Sendek: We’ve had a string of games like this lately. We’ve now played three overtime games. Even some of our other games that didn’t go into overtime were close and hard-fought. I think it’s just very reflective of how strong the conference is right now. It’s very competitive. On most nights, there’s not a lot of separation between teams.

How worried were you at the end of Friday’s game, when Carson hung on the rim and the crowd rushed the court before the game was over?

Sendek: To be honest with you, I didn’t know what had happened because I thought time had expired. ... I started to wonder, 'Why isn’t Arizona leaving the court?' Then the official finally grabbed me and told me what the situation was. It all happened in a matter of seconds. It just was like a blur. Before you knew it, there was [time] put back on the clock and we had to finish the game again.

You lost three of your first five Pac-12 games but you’ve won six of your past seven.

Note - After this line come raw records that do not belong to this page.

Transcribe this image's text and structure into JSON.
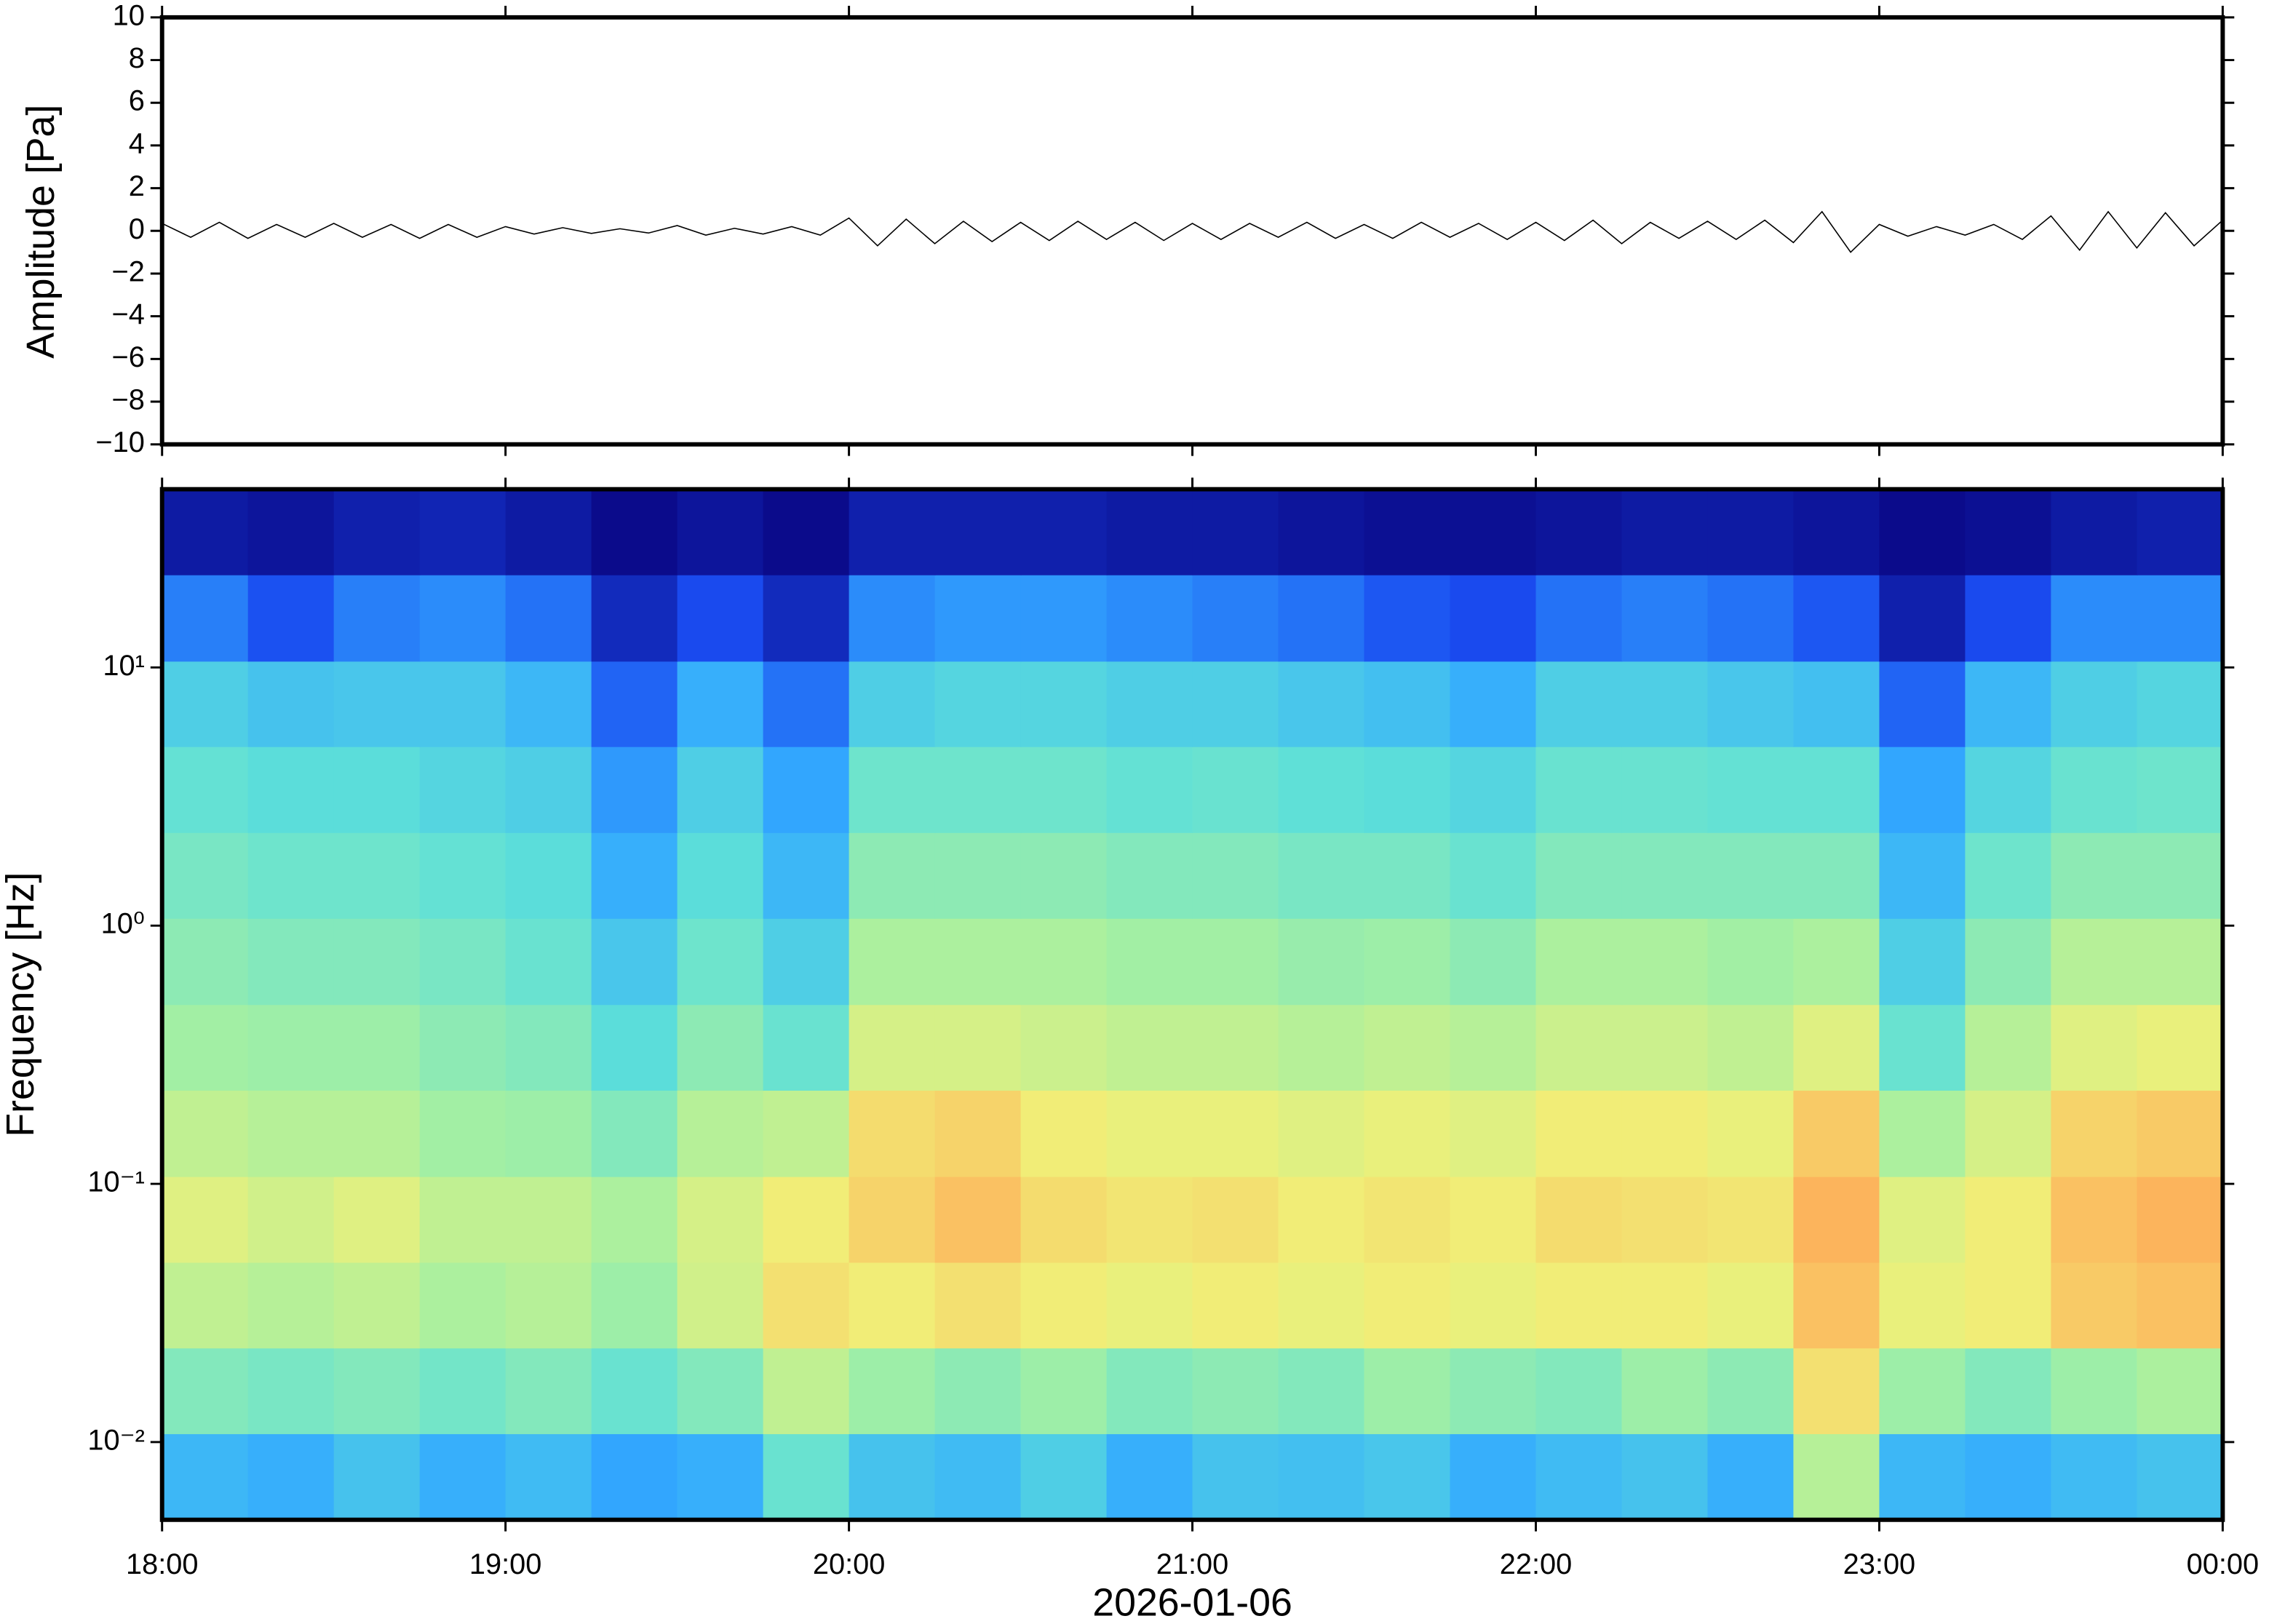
{
  "chart_data": [
    {
      "type": "line",
      "ylabel": "Amplitude [Pa]",
      "color": "#000000",
      "x": [
        "2026-01-06T18:00",
        "2026-01-06T18:05",
        "2026-01-06T18:10",
        "2026-01-06T18:15",
        "2026-01-06T18:20",
        "2026-01-06T18:25",
        "2026-01-06T18:30",
        "2026-01-06T18:35",
        "2026-01-06T18:40",
        "2026-01-06T18:45",
        "2026-01-06T18:50",
        "2026-01-06T18:55",
        "2026-01-06T19:00",
        "2026-01-06T19:05",
        "2026-01-06T19:10",
        "2026-01-06T19:15",
        "2026-01-06T19:20",
        "2026-01-06T19:25",
        "2026-01-06T19:30",
        "2026-01-06T19:35",
        "2026-01-06T19:40",
        "2026-01-06T19:45",
        "2026-01-06T19:50",
        "2026-01-06T19:55",
        "2026-01-06T20:00",
        "2026-01-06T20:05",
        "2026-01-06T20:10",
        "2026-01-06T20:15",
        "2026-01-06T20:20",
        "2026-01-06T20:25",
        "2026-01-06T20:30",
        "2026-01-06T20:35",
        "2026-01-06T20:40",
        "2026-01-06T20:45",
        "2026-01-06T20:50",
        "2026-01-06T20:55",
        "2026-01-06T21:00",
        "2026-01-06T21:05",
        "2026-01-06T21:10",
        "2026-01-06T21:15",
        "2026-01-06T21:20",
        "2026-01-06T21:25",
        "2026-01-06T21:30",
        "2026-01-06T21:35",
        "2026-01-06T21:40",
        "2026-01-06T21:45",
        "2026-01-06T21:50",
        "2026-01-06T21:55",
        "2026-01-06T22:00",
        "2026-01-06T22:05",
        "2026-01-06T22:10",
        "2026-01-06T22:15",
        "2026-01-06T22:20",
        "2026-01-06T22:25",
        "2026-01-06T22:30",
        "2026-01-06T22:35",
        "2026-01-06T22:40",
        "2026-01-06T22:45",
        "2026-01-06T22:50",
        "2026-01-06T22:55",
        "2026-01-06T23:00",
        "2026-01-06T23:05",
        "2026-01-06T23:10",
        "2026-01-06T23:15",
        "2026-01-06T23:20",
        "2026-01-06T23:25",
        "2026-01-06T23:30",
        "2026-01-06T23:35",
        "2026-01-06T23:40",
        "2026-01-06T23:45",
        "2026-01-06T23:50",
        "2026-01-06T23:55",
        "2026-01-07T00:00"
      ],
      "values": [
        0.35,
        -0.3,
        0.4,
        -0.35,
        0.3,
        -0.3,
        0.35,
        -0.3,
        0.3,
        -0.35,
        0.3,
        -0.3,
        0.2,
        -0.15,
        0.15,
        -0.12,
        0.1,
        -0.1,
        0.25,
        -0.2,
        0.12,
        -0.15,
        0.2,
        -0.2,
        0.6,
        -0.7,
        0.55,
        -0.6,
        0.45,
        -0.5,
        0.4,
        -0.45,
        0.45,
        -0.4,
        0.4,
        -0.45,
        0.35,
        -0.4,
        0.35,
        -0.3,
        0.4,
        -0.35,
        0.3,
        -0.35,
        0.4,
        -0.3,
        0.35,
        -0.4,
        0.4,
        -0.45,
        0.5,
        -0.6,
        0.4,
        -0.35,
        0.45,
        -0.4,
        0.5,
        -0.55,
        0.9,
        -1.0,
        0.3,
        -0.25,
        0.2,
        -0.2,
        0.3,
        -0.4,
        0.7,
        -0.9,
        0.9,
        -0.8,
        0.85,
        -0.7,
        0.5
      ],
      "xlim": [
        "2026-01-06T18:00",
        "2026-01-07T00:00"
      ],
      "ylim": [
        -10,
        10
      ],
      "yticks": [
        {
          "value": -10,
          "label": "−10"
        },
        {
          "value": -8,
          "label": "−8"
        },
        {
          "value": -6,
          "label": "−6"
        },
        {
          "value": -4,
          "label": "−4"
        },
        {
          "value": -2,
          "label": "−2"
        },
        0,
        2,
        4,
        6,
        8,
        10
      ]
    },
    {
      "type": "heatmap",
      "ylabel": "Frequency [Hz]",
      "xlabel": "2026-01-06",
      "log_y": true,
      "colormap": [
        "#08007a",
        "#1a4cf0",
        "#33aaff",
        "#5ee0d8",
        "#a8f0a0",
        "#f0f078",
        "#fdb15a",
        "#f25a3c"
      ],
      "zlim": [
        0,
        1
      ],
      "x": [
        "2026-01-06T18:00",
        "2026-01-06T18:15",
        "2026-01-06T18:30",
        "2026-01-06T18:45",
        "2026-01-06T19:00",
        "2026-01-06T19:15",
        "2026-01-06T19:30",
        "2026-01-06T19:45",
        "2026-01-06T20:00",
        "2026-01-06T20:15",
        "2026-01-06T20:30",
        "2026-01-06T20:45",
        "2026-01-06T21:00",
        "2026-01-06T21:15",
        "2026-01-06T21:30",
        "2026-01-06T21:45",
        "2026-01-06T22:00",
        "2026-01-06T22:15",
        "2026-01-06T22:30",
        "2026-01-06T22:45",
        "2026-01-06T23:00",
        "2026-01-06T23:15",
        "2026-01-06T23:30",
        "2026-01-06T23:45",
        "2026-01-07T00:00"
      ],
      "y": [
        0.005,
        0.0108,
        0.0232,
        0.0498,
        0.107,
        0.231,
        0.496,
        1.07,
        2.3,
        4.95,
        10.6,
        22.9,
        49
      ],
      "z": [
        [
          0.32,
          0.3,
          0.35,
          0.3,
          0.33,
          0.28,
          0.3,
          0.45,
          0.35,
          0.33,
          0.38,
          0.3,
          0.35,
          0.34,
          0.36,
          0.3,
          0.33,
          0.35,
          0.3,
          0.6,
          0.32,
          0.3,
          0.33,
          0.35
        ],
        [
          0.5,
          0.48,
          0.5,
          0.47,
          0.5,
          0.45,
          0.5,
          0.62,
          0.55,
          0.52,
          0.55,
          0.5,
          0.52,
          0.5,
          0.55,
          0.52,
          0.5,
          0.55,
          0.52,
          0.75,
          0.55,
          0.5,
          0.55,
          0.58
        ],
        [
          0.62,
          0.6,
          0.62,
          0.58,
          0.6,
          0.55,
          0.65,
          0.75,
          0.72,
          0.75,
          0.72,
          0.7,
          0.72,
          0.7,
          0.72,
          0.7,
          0.72,
          0.72,
          0.7,
          0.82,
          0.7,
          0.72,
          0.8,
          0.82
        ],
        [
          0.68,
          0.65,
          0.68,
          0.62,
          0.62,
          0.58,
          0.66,
          0.72,
          0.78,
          0.82,
          0.76,
          0.74,
          0.75,
          0.72,
          0.74,
          0.72,
          0.76,
          0.75,
          0.74,
          0.85,
          0.68,
          0.72,
          0.82,
          0.85
        ],
        [
          0.62,
          0.6,
          0.6,
          0.56,
          0.55,
          0.5,
          0.6,
          0.62,
          0.76,
          0.78,
          0.72,
          0.7,
          0.7,
          0.68,
          0.7,
          0.68,
          0.72,
          0.72,
          0.7,
          0.8,
          0.58,
          0.66,
          0.78,
          0.8
        ],
        [
          0.56,
          0.55,
          0.55,
          0.52,
          0.5,
          0.42,
          0.52,
          0.45,
          0.66,
          0.66,
          0.64,
          0.62,
          0.62,
          0.6,
          0.62,
          0.6,
          0.64,
          0.64,
          0.62,
          0.68,
          0.45,
          0.6,
          0.68,
          0.7
        ],
        [
          0.52,
          0.5,
          0.5,
          0.48,
          0.45,
          0.36,
          0.46,
          0.38,
          0.58,
          0.58,
          0.58,
          0.56,
          0.56,
          0.54,
          0.55,
          0.52,
          0.58,
          0.58,
          0.56,
          0.58,
          0.38,
          0.52,
          0.6,
          0.6
        ],
        [
          0.48,
          0.46,
          0.46,
          0.44,
          0.42,
          0.3,
          0.42,
          0.32,
          0.52,
          0.52,
          0.52,
          0.5,
          0.5,
          0.48,
          0.48,
          0.45,
          0.5,
          0.5,
          0.5,
          0.5,
          0.32,
          0.46,
          0.52,
          0.52
        ],
        [
          0.44,
          0.42,
          0.42,
          0.4,
          0.38,
          0.26,
          0.38,
          0.28,
          0.46,
          0.46,
          0.46,
          0.44,
          0.45,
          0.43,
          0.42,
          0.4,
          0.45,
          0.45,
          0.44,
          0.44,
          0.28,
          0.4,
          0.45,
          0.46
        ],
        [
          0.38,
          0.35,
          0.36,
          0.36,
          0.32,
          0.18,
          0.3,
          0.2,
          0.38,
          0.4,
          0.4,
          0.38,
          0.38,
          0.36,
          0.34,
          0.3,
          0.38,
          0.38,
          0.36,
          0.34,
          0.18,
          0.32,
          0.38,
          0.4
        ],
        [
          0.22,
          0.15,
          0.22,
          0.24,
          0.2,
          0.08,
          0.14,
          0.08,
          0.24,
          0.26,
          0.26,
          0.24,
          0.22,
          0.2,
          0.16,
          0.14,
          0.2,
          0.22,
          0.2,
          0.16,
          0.06,
          0.14,
          0.24,
          0.24
        ],
        [
          0.05,
          0.04,
          0.06,
          0.07,
          0.05,
          0.02,
          0.04,
          0.02,
          0.06,
          0.06,
          0.06,
          0.05,
          0.05,
          0.04,
          0.03,
          0.03,
          0.04,
          0.05,
          0.05,
          0.04,
          0.02,
          0.03,
          0.05,
          0.06
        ]
      ],
      "xlim": [
        "2026-01-06T18:00",
        "2026-01-07T00:00"
      ],
      "ylim": [
        0.005,
        49
      ],
      "xticks": [
        {
          "value": "2026-01-06T18:00",
          "label": "18:00"
        },
        {
          "value": "2026-01-06T19:00",
          "label": "19:00"
        },
        {
          "value": "2026-01-06T20:00",
          "label": "20:00"
        },
        {
          "value": "2026-01-06T21:00",
          "label": "21:00"
        },
        {
          "value": "2026-01-06T22:00",
          "label": "22:00"
        },
        {
          "value": "2026-01-06T23:00",
          "label": "23:00"
        },
        {
          "value": "2026-01-07T00:00",
          "label": "00:00"
        }
      ],
      "yticks": [
        {
          "value": 0.01,
          "label": "10⁻²"
        },
        {
          "value": 0.1,
          "label": "10⁻¹"
        },
        {
          "value": 1,
          "label": "10⁰"
        },
        {
          "value": 10,
          "label": "10¹"
        }
      ]
    }
  ]
}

What has been the key to this run?

Sendek: I think sometimes too much is made of those kinds of runs. Three of five we lost. ... Two of those were at UCLA and at Arizona. This time we played Arizona at home. I don’t get too caught up in stretches and the runs each game. ... I do think our team has continued to get better, and I would say everybody in our league has done the same.

How important is an NCAA tournament bid to this team?

Sendek: It’s important to our team. I think it’s the No. 1 goal that we have as players and coaches. We’ll give it our best shot for sure. Compared to other challenges that people have around the world, other sufferings that take place every day, I don’t know how important it is. But in the world of sports, our world, it’s our No. 1 goal right now.

How much pressure do you feel to add an NCAA tournament appearance to your resume?

Sendek: I guess it depends on how much control you want to give other people over your own feelings. I think a certain amount of pressure can be a good thing if it’s self-imposed. But to the extent that others apply pressure to you, I don’t know that that has any great value.

What has Marshall added to your program?

Sendek: He’s been terrific. Jermaine has made one big shot after another for us. He’s just brilliant down the home stretch of games, and I think he’s really added a level of maturity and bestowed great confidence on his teammates. He’s just been a phenomenal teammate for us -- certainly down the stretch of the Arizona game ... he made one big shot after another.